Professor Receives $6 Million in NIH Grants to Study Air Pollution, Noise, and Dementia Risk.
Jennifer Weuve, associate professor of epidemiology, has received two grants from the National Institute on Aging to explore links between environmental exposures and Alzheimer’s disease and related dementias (ADRD).
The grants, which total more than $6 million, fund a four-year study on air pollution and community noise exposure as risk factors for ADRD, as well as a five-year study on whether the olfactory system acts as a pathway for environmental toxicants to reach the brain and cause ADRD.
Few studies have determined if a combined exposure to air pollution and ambient noise amplifies one’s risk of cognitive decline and ADRD. In the Air-Noise-Dementia project, Weuve is focusing on the effects of combined exposure to aircraft noise and traffic-related air pollution, such as fuel combustion pollutants from tailpipes and dust generated by tire and brake wear. She is utilizing data from the Chicago Health and Aging Project and the Parent Offspring Resilience and Cognitive Health study, two population-based cohort studies of older adults.
“This project will further advance our understanding of air pollution, noise, and ADRD by studying the effects of both exposures on brain structure and cerebrovascular disease that can be viewed on brain imaging,” says Weuve.

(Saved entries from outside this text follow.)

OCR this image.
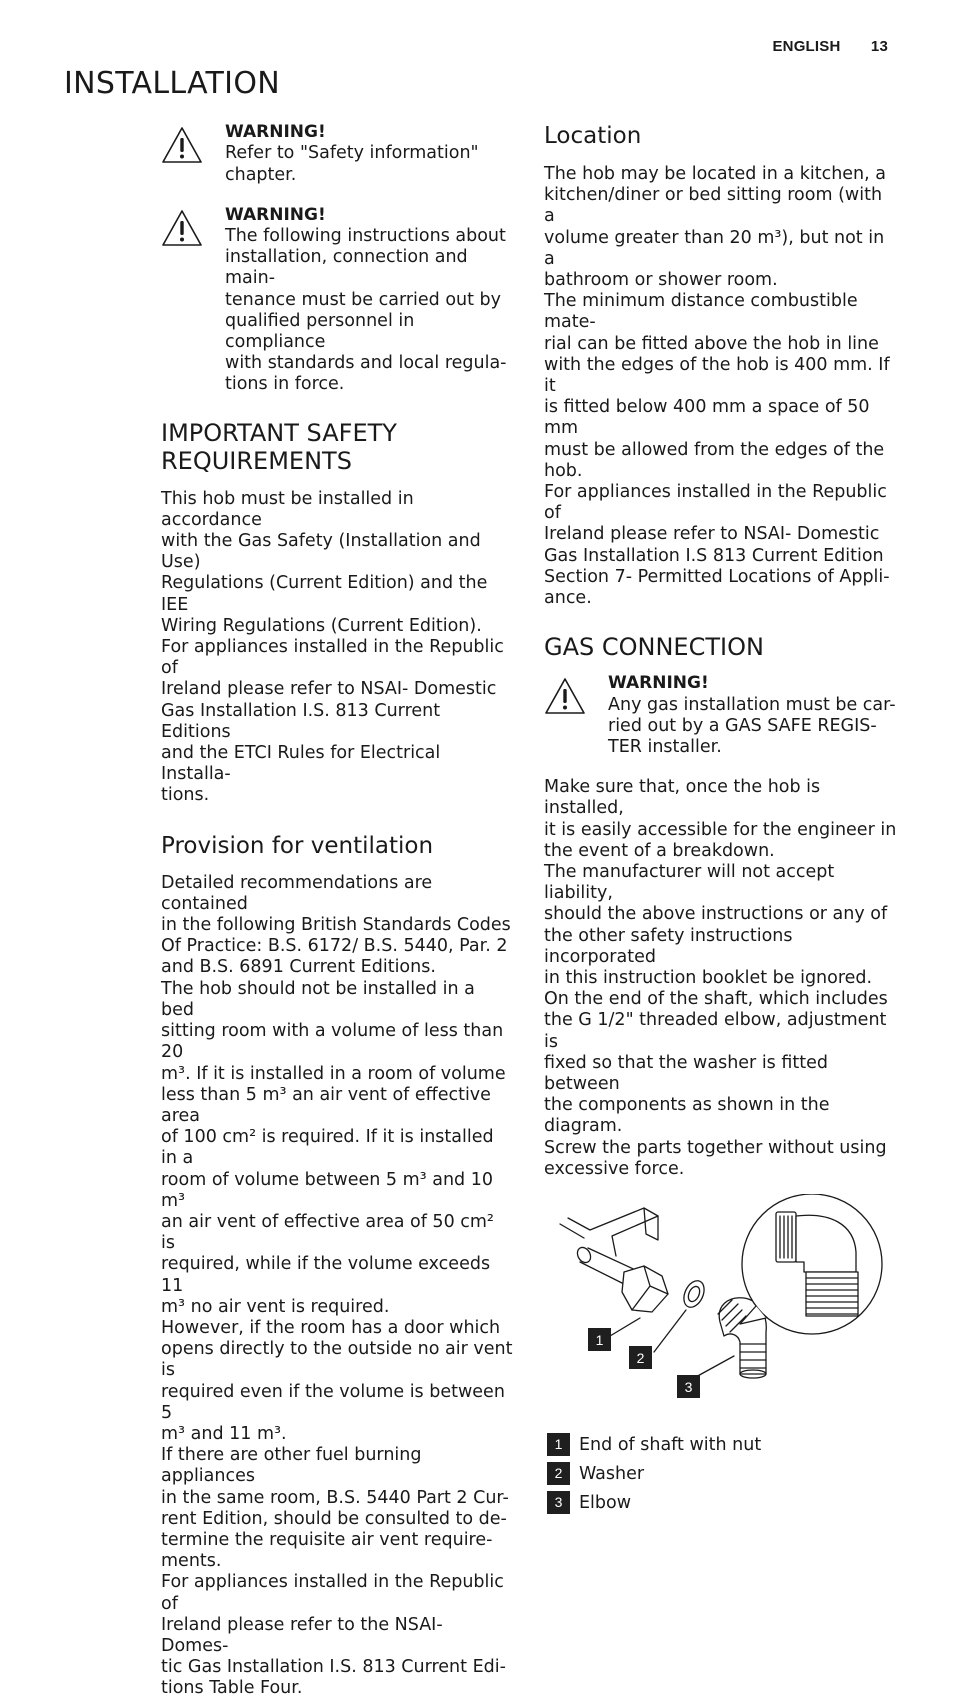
ENGLISH 13
INSTALLATION
WARNING!

Refer to "Safety information"
chapter.

WARNING!

The following instructions about
installation, connection and main-
tenance must be carried out by
qualified personnel in compliance
with standards and local regula-
tions in force.

IMPORTANT SAFETY
REQUIREMENTS

This hob must be installed in accordance
with the Gas Safety (Installation and Use)
Regulations (Current Edition) and the IEE
Wiring Regulations (Current Edition).
For appliances installed in the Republic of
Ireland please refer to NSAI- Domestic
Gas Installation I.S. 813 Current Editions
and the ETCI Rules for Electrical Installa-
tions.

Provision for ventilation

Detailed recommendations are contained
in the following British Standards Codes
Of Practice: B.S. 6172/ B.S. 5440, Par. 2
and B.S. 6891 Current Editions.
The hob should not be installed in a bed
sitting room with a volume of less than 20
m³. If it is installed in a room of volume
less than 5 m³ an air vent of effective area
of 100 cm² is required. If it is installed in a
room of volume between 5 m³ and 10 m³
an air vent of effective area of 50 cm² is
required, while if the volume exceeds 11
m³ no air vent is required.
However, if the room has a door which
opens directly to the outside no air vent is
required even if the volume is between 5
m³ and 11 m³.
If there are other fuel burning appliances
in the same room, B.S. 5440 Part 2 Cur-
rent Edition, should be consulted to de-
termine the requisite air vent require-
ments.
For appliances installed in the Republic of
Ireland please refer to the NSAI- Domes-
tic Gas Installation I.S. 813 Current Edi-
tions Table Four.

Location

The hob may be located in a kitchen, a
kitchen/diner or bed sitting room (with a
volume greater than 20 m³), but not in a
bathroom or shower room.
The minimum distance combustible mate-
rial can be fitted above the hob in line
with the edges of the hob is 400 mm. If it
is fitted below 400 mm a space of 50 mm
must be allowed from the edges of the
hob.
For appliances installed in the Republic of
Ireland please refer to NSAI- Domestic
Gas Installation I.S 813 Current Edition
Section 7- Permitted Locations of Appli-
ance.

GAS CONNECTION
WARNING!

Any gas installation must be car-
ried out by a GAS SAFE REGIS-
TER installer.

Make sure that, once the hob is installed,
it is easily accessible for the engineer in
the event of a breakdown.
The manufacturer will not accept liability,
should the above instructions or any of
the other safety instructions incorporated
in this instruction booklet be ignored.
On the end of the shaft, which includes
the G 1/2" threaded elbow, adjustment is
fixed so that the washer is fitted between
the components as shown in the diagram.
Screw the parts together without using
excessive force.

1
2
3
1 End of shaft with nut
2 Washer
3 Elbow
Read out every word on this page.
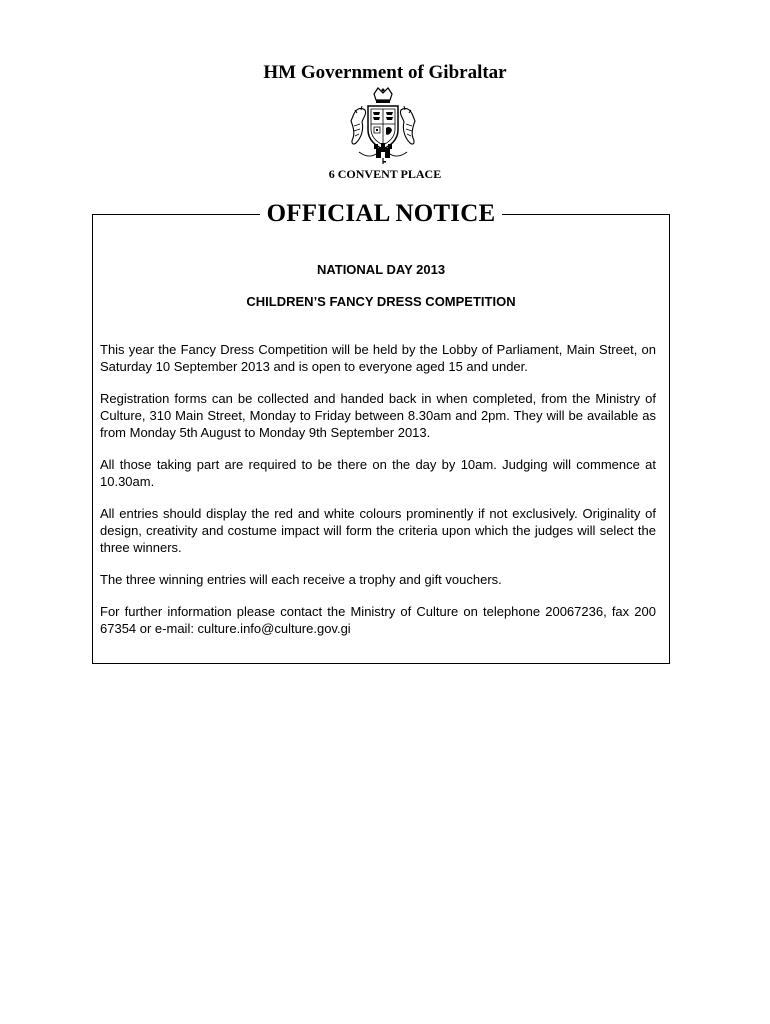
HM Government of Gibraltar
6 CONVENT PLACE
OFFICIAL NOTICE
NATIONAL DAY 2013
CHILDREN’S FANCY DRESS COMPETITION

This year the Fancy Dress Competition will be held by the Lobby of Parliament, Main Street, on Saturday 10 September 2013 and is open to everyone aged 15 and under.

Registration forms can be collected and handed back in when completed, from the Ministry of Culture, 310 Main Street, Monday to Friday between 8.30am and 2pm. They will be available as from Monday 5th August to Monday 9th September 2013.

All those taking part are required to be there on the day by 10am. Judging will commence at 10.30am.

All entries should display the red and white colours prominently if not exclusively. Originality of design, creativity and costume impact will form the criteria upon which the judges will select the three winners.

The three winning entries will each receive a trophy and gift vouchers.

For further information please contact the Ministry of Culture on telephone 20067236, fax 200 67354 or e-mail: culture.info@culture.gov.gi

In the second project on olfactory pathways—the AERONoSE project—Weuve is a co-principal investigator with Jayant Pinto, professor of surgery at the University of Chicago Medicine. This study, which grew from an SPH pilot study program, aims to shed light on whether the olfactory pathway serves as an underlying mechanism for toxicants to access the brain.
“Some pollutants might travel to the brain through the olfactory system—a direct anatomic connection from the nose to the brain—yet, there has been little study of this hypothesis in humans,” says Weuve. “The goal of the AERONoSE project is to investigate this olfactory pathway by estimating the effect of air pollution exposure on a suite of neurocognitive and olfactory outcomes in five well-characterized, longitudinal cohorts.” She says the study will leverage the brain autopsy data from these cohorts to examine how resultant neuropathology and direct deposition of particulate matter explain these relationships.
The findings from both studies could have major implications for public health by informing population-level strategies for preventing or reducing the burden of ADRD.
“If these exposures contribute to the development of ADRD, regulations and technological innovations could be used to reduce exposures and shift the population’s risk of ADRD downward,” says Weuve.
The studies build upon Weuve’s research interests on brain and body aging, and the health effects of environmental toxicant exposure. She is a co-director of Methods in Longitudinal Dementia Research (MELODEM), an NIH-funded initiative aiming at harmonizing analytic approaches across longitudinal studies of dementia risk or cognitive decline. She also serves on the executive board of the Society for Epidemiologic Research, as well as the editorial board of Epidemiology, the official, peer-reviewed journal of the International Society for Environmental Epidemiology (ISEE).